Szukaj na tym blogu

środa, 30 marca 2011

Sweter Lidia

Tak sobie postanowiłam nazywac swoje projekty imionami damskimi. Ten akurat nazywa się Lidia, ponieważ skończyłam go dziergac w dniu imienin Lidii.
To jest mój lutowy projekt z cyklu Ubranie to wyzwanie, ale niestety dośc opornie mi szło dzierganie, chociaż zaczęłam na samym początku lutego, dopiero pod koniec marca udało mi się go dokończyc.
Nie jest trudny, bo głównie ryż i gładki prawy i bez zszywania, ale może dlatego ciut monotonnie mi się dziergało.


Włóczka Shetland YarnArt - prawie 5 motków.
druty 5mm
rękawy wg zapisków Hady


Jeśli kogoś interesuje cały mój  opis zapraszam TUTAJ

piątek, 25 marca 2011

Zakładka

Kilka tygodni temu z okazji wymianki książkowej organizowanej przez Sabinkę uszyłam kocią zakładkę wg wzoru z Weny.
 Inne rzeczy są wciąż w produkcji.

Powiedzcie, że już naprawdę będzie wiosna - u nas dzisiaj było maks. plus 2 stopnie, a rano wszędzie było biało. Tęsknię za wiosennym spacerem ze zdrowymi dziecmi.
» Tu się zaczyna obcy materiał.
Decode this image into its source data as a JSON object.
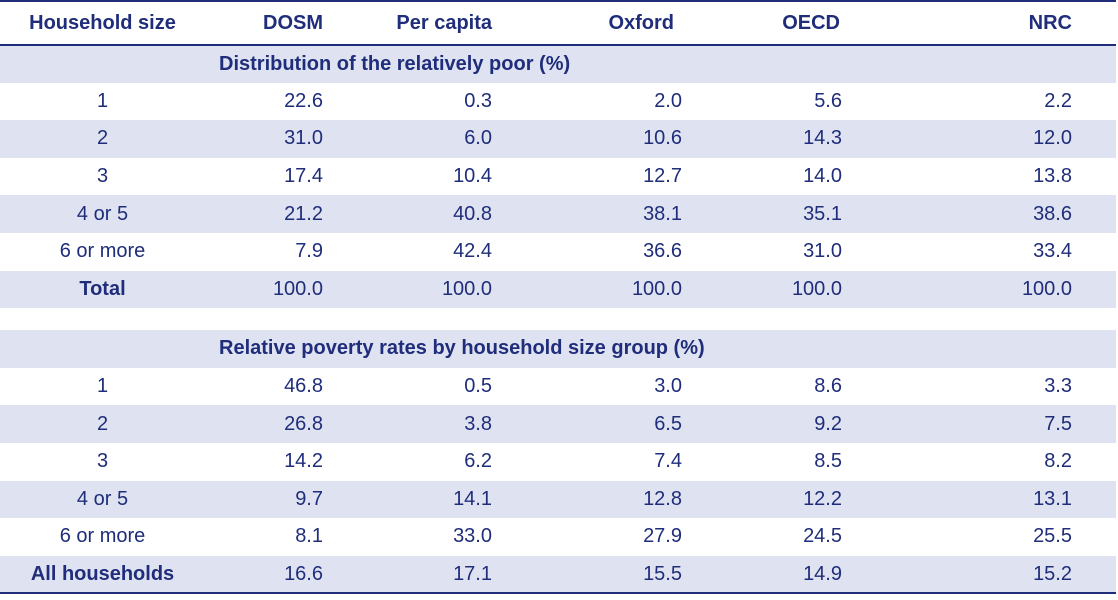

Spotkanie i pomoc dla pana Witolda

W ostatnią niedzielę byłam na spotkaniu dziewczyn z forum Szyjemy po godzinach w Warszawie.
Robiłyśmy sobie prezenciki.
Mój trafił się Asi i u niej możecie obejrzec jak wygląda szal o którym pisałam jeszcze w styczniu.
Ja zaś dostałam zeszycik od Siencji






Moim zeszycikiem od razu zawładnęła Judysia, więc nie mogłam przekazac na licytację na rzecz pana Witolda Drygiela, który straciła w pożarze dobytek całego życia.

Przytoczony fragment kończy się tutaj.